J. V. B.- Así es. Ayudamos a la implantación de bastantes fábricas en toda España, pero también crecimos mucho en lo que concierne a la preparación de materias primas y fusión de fritas. Fue un momento de crecimiento de todo el sector y esto nos permitió ampliar nuestras expectativas. Tenga en cuenta, por ejemplo, que la industria española de los esmaltes no ha parado de invertir desde los años ochenta hasta convertirse hoy en líderes mundiales.

Nosotros, en definitiva, hemos sido parte de esa gran transformación de este sector no solo en España sino en el resto del mundo. Logramos aprovechar esos conocimientos adquiridos a lo largo de tantos años, seguimos aportándolo y ahora estamos muy metidos en el ámbito del medio ambiente, principalmente en lo que tiene que ver en la depuración, orientación y eliminación de contaminantes en las corrientes gaseosas, tanto de los hornos como de cualquier proceso industrial.

 

-Hornos, tratamiento de las materias primas… y, cada vez más, medio ambiente, ¿no?

J. V. B.- Desde luego. En los últimos cuatro o cinco años hemos dirigido una parte importante de la empresa en todo lo que tiene que ver con este último aspecto, el medio ambiente.
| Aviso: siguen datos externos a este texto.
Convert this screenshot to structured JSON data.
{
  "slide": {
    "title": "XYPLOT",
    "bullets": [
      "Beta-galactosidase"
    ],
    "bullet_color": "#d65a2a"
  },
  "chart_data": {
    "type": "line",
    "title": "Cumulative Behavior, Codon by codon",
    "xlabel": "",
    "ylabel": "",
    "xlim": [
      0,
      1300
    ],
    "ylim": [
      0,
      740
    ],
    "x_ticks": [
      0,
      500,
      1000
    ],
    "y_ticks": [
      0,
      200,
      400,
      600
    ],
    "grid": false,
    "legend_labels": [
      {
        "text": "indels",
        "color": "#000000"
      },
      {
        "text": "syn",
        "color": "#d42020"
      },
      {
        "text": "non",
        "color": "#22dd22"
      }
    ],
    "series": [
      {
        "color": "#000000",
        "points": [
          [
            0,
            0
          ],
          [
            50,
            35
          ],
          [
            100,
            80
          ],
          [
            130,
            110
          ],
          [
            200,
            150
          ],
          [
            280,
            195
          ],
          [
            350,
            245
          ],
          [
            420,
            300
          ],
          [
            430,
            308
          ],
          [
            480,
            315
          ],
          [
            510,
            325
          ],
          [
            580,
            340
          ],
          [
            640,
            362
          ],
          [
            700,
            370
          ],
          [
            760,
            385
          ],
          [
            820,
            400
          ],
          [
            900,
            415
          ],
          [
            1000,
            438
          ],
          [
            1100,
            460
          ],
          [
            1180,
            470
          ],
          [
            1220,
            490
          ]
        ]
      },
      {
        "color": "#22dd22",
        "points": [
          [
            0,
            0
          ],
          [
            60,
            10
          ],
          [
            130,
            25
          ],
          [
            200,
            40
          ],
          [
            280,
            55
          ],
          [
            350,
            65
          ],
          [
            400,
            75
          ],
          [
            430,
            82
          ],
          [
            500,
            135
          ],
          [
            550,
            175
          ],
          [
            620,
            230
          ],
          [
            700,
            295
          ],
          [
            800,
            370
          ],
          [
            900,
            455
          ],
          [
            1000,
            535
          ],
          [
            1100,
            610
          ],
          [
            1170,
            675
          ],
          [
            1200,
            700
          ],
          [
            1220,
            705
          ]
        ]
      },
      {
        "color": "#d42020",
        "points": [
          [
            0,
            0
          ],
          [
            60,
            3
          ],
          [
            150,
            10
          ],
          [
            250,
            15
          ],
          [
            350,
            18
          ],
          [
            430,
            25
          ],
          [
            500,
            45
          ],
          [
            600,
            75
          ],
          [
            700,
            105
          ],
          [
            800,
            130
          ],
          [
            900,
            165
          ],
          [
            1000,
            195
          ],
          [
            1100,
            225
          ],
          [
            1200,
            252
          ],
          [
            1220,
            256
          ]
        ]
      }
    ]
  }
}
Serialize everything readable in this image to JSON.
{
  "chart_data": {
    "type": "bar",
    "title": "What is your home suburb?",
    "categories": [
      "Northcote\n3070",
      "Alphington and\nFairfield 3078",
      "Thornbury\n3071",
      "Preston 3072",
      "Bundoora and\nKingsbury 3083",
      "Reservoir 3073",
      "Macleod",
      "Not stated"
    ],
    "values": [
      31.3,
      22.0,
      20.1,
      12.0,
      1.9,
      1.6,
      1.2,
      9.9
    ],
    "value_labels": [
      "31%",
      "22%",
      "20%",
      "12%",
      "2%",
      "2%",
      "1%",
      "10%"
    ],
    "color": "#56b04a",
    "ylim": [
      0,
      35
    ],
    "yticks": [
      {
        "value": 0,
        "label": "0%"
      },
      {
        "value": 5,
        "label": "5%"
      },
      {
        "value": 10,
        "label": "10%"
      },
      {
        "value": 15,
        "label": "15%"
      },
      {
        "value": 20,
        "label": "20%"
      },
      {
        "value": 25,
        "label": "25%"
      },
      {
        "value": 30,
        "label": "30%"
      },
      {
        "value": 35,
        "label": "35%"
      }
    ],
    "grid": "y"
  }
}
Focalizado, por supuesto, a todo el clúster cerámico, pero también a otros sectores industriales de transformación de materias primas, petroquímica, empresas químicas, farmacéuticos, envasado, alimentación, etcétera, de tal modo que, por ejemplo, hemos ampliado trabajos en los puertos de Tarragona o de Rotterdam, en Países Bajos, solo por poner unos ejemplos. Para ello disponemos de tecnología propia con la que poder eliminar estos contaminantes en las corrientes gaseosas.

 

Ana García.- También estamos trabajando en una empresa papelera de Portugal, especializada en envases de pape que, por su proceso, necesitan eliminar los componentes orgánicos volátiles de los gases. Así que a nuestros trabajos de maquinaria hemos sumado en los últimos años tareas específicas con empresas importantes con las que colaboramos en materia medioambiental y energías verdes.

 

-O sea, Integra Synergy Systems ofrece alta cualificación en los procesos de transformación industrial hacia energías verdes y la reducción de contaminantes.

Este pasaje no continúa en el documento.